Também o exercício da autoridade deve ser medido pela palavra e pela obra de Jesus Cristo. E não pode ser de outra maneira, já que, se a origem da autoridade na Igreja é divina, também deveria ser “divina” o modo de exercê-la. Se toda autoridade provém de Jesus, deveria ser exercida à maneira como Jesus a exerceu, e isso vale tanto para aqueles que detêm uma autoridade instituída como para aqueles que, devido às suas qualidades e carismas, exercem, de fato, autoridade de serviço nas comunidades cristãs.
Neste “como” se exerce e deve ser exercida a autoridade na Igreja está o desafio que as comunidades cristãs devem assumir.
O Evangelho de hoje é claro quanto à maneira como se deve exercer a autoridade: a partir do serviço. Aquele que serve não domina, convertendo-se no centro, mas anima e integra o diferente. Aquele que serve, despoja-se de seus interesses privados e investe sua vida em benefício de todos.
Isso significa que todos aqueles que exercem a autoridade hão de voltar sempre ao manancial de onde brota o autêntico ser da Igreja, que é a palavra e a ação de Jesus. Não deve existir autoridade na Igreja que esteja por cima da ação do Espírito; ela não deve buscar outra coisa a não ser a vinculação de todos os membros da Igreja no amor e no serviço mútuo. Uma autoridade que se desvincula do “carisma de autoridade” do Espírito tende sempre a converter a instituição em um fim, esquecendo que só pode ser justificada na medida em que serve à obra do Espírito.
Texto bíblico: Mt 16,13-19
Na oração: suplicar a graça “do conhecimento interno de Jesus para mais amá-lo e mais segui-lo” (Santo Inácio).
“Conhecimento” que faz emergir aquilo que é o melhor em seu interior, a verdade da sua pessoa,para que você consiga ter uma visão ampla de si mesmo(a) e realizar-se da melhor maneira possível, ativando suas potencialidades.

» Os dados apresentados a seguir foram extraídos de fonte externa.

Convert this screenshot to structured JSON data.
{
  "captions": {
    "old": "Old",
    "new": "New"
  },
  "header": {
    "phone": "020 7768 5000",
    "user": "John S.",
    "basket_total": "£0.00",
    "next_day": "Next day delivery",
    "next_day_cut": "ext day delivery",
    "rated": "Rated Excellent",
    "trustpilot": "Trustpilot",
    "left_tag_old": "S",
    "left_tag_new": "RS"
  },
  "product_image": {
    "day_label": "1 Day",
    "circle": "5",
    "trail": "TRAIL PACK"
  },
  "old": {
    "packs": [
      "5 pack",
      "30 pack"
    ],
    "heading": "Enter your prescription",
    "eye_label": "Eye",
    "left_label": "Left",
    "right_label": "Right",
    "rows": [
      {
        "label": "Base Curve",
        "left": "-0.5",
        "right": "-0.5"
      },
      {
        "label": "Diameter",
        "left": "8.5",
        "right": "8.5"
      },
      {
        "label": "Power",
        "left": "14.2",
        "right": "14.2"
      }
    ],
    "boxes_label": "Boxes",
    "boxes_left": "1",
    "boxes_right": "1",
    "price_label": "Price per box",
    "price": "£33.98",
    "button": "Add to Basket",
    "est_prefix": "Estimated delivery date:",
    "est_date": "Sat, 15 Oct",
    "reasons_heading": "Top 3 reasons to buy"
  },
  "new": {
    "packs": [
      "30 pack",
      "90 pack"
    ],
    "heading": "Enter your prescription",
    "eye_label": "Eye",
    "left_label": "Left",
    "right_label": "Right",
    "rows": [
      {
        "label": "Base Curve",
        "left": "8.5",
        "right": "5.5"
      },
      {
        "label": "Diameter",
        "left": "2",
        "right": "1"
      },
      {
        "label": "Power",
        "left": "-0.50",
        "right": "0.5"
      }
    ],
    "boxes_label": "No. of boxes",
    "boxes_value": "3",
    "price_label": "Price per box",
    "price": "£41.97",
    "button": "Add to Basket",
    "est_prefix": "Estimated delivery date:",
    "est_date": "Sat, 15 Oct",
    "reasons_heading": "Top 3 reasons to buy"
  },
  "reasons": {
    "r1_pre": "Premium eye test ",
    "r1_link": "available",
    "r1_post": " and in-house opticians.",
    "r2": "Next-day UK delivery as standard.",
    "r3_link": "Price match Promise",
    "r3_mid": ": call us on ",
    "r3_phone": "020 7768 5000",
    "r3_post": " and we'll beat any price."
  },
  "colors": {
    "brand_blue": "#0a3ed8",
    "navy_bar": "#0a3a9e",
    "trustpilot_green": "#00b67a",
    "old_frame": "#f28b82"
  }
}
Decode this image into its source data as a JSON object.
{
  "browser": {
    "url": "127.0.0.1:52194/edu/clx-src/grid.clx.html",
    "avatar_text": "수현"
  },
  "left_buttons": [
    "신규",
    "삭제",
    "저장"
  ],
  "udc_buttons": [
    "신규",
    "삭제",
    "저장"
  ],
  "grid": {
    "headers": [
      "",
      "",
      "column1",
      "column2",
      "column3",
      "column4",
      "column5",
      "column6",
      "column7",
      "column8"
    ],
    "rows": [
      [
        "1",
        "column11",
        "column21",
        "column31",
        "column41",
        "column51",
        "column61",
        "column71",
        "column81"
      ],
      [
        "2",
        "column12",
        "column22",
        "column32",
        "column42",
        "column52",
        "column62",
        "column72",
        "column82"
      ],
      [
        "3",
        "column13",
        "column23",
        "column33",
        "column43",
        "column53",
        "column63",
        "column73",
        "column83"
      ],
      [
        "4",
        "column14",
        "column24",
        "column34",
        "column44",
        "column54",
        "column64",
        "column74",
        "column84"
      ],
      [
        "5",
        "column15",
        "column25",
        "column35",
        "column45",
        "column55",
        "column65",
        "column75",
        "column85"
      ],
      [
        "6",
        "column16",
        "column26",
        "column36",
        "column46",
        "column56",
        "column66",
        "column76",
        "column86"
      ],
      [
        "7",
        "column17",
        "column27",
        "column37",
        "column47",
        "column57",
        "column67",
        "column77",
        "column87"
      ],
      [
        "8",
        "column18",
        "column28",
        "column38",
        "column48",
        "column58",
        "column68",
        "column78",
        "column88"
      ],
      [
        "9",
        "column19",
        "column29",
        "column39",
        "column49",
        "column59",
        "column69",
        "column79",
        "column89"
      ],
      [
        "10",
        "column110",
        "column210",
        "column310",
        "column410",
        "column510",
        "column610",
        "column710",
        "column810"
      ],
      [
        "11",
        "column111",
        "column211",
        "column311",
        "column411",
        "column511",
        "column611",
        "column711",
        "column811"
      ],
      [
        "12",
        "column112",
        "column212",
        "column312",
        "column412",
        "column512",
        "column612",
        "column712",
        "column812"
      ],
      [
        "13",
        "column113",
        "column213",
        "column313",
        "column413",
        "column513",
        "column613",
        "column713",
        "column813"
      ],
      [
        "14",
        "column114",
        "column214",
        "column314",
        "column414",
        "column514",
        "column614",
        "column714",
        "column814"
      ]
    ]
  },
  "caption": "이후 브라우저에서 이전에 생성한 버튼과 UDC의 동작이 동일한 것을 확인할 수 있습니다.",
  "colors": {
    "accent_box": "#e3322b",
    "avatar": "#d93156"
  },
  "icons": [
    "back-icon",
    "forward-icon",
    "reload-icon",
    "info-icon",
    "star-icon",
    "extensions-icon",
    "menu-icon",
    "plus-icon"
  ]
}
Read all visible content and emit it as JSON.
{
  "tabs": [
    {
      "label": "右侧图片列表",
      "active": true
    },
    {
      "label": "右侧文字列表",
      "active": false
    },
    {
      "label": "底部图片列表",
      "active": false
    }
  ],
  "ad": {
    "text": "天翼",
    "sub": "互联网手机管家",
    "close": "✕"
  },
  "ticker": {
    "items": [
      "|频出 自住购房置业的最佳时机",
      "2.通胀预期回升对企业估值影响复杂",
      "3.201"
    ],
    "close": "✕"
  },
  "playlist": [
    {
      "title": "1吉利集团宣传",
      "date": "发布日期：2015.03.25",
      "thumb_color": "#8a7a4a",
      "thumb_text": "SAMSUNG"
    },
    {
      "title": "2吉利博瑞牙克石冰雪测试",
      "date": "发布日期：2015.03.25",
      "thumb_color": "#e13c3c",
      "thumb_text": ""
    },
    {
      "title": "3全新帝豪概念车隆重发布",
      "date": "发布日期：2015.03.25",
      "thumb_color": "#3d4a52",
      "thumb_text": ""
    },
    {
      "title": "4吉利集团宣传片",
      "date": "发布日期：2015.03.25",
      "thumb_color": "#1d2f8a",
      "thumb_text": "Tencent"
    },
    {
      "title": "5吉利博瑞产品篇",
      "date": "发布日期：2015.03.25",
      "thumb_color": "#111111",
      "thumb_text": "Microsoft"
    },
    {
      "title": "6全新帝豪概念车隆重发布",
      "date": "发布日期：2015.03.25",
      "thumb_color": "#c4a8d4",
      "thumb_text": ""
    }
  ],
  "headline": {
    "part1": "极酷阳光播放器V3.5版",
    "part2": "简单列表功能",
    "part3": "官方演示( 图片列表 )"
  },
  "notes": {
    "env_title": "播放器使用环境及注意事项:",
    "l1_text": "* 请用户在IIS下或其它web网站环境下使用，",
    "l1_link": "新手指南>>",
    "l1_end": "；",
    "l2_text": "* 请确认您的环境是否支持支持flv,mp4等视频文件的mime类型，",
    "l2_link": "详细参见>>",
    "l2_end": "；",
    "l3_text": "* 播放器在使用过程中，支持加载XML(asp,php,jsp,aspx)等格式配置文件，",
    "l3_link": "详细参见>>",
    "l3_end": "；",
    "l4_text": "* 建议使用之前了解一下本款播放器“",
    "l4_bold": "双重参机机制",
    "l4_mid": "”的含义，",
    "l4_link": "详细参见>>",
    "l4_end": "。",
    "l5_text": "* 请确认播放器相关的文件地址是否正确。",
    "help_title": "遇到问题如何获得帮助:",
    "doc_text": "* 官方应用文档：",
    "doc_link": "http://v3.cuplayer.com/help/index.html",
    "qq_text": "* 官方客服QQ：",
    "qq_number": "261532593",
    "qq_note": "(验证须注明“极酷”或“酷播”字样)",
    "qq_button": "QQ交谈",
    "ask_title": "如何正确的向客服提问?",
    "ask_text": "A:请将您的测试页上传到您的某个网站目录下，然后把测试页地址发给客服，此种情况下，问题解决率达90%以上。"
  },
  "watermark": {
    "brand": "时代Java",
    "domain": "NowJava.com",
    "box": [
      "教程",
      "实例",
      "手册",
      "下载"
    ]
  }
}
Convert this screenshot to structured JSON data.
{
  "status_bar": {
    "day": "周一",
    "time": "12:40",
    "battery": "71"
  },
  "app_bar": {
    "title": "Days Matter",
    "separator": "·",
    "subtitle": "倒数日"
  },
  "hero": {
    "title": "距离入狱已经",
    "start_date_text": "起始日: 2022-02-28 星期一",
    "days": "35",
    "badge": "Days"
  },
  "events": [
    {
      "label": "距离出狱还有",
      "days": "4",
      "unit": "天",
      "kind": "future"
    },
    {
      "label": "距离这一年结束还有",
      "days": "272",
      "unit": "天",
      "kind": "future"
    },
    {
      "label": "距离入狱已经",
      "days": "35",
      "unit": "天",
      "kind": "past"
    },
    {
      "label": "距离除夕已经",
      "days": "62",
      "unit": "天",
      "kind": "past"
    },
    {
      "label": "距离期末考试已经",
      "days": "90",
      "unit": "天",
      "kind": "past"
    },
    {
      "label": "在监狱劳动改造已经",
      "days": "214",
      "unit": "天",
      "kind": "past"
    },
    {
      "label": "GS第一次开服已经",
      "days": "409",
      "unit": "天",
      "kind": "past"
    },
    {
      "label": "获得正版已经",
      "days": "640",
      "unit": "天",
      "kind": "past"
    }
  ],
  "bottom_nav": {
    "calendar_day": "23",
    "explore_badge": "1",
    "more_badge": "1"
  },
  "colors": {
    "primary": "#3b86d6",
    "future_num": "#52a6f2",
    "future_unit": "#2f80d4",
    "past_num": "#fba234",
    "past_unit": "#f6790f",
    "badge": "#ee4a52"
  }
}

Cada um(a) é diferente, único(a), com saberes, expectativas, medos, ansiedades e desejos, pontos fortes e fraquezas, com seu ritmo e modos próprios de viver…
– Deixe ressoar em seu coração a voz de Jesus: “Tu és rocha firme, sobre a qual quero construir minha morada, em comunhão com o Pai e o Espírito Santo”.
Padre Adroaldo Palaoro, SJ
Diretor do Centro de Espiritualidade Inaciana (CEI).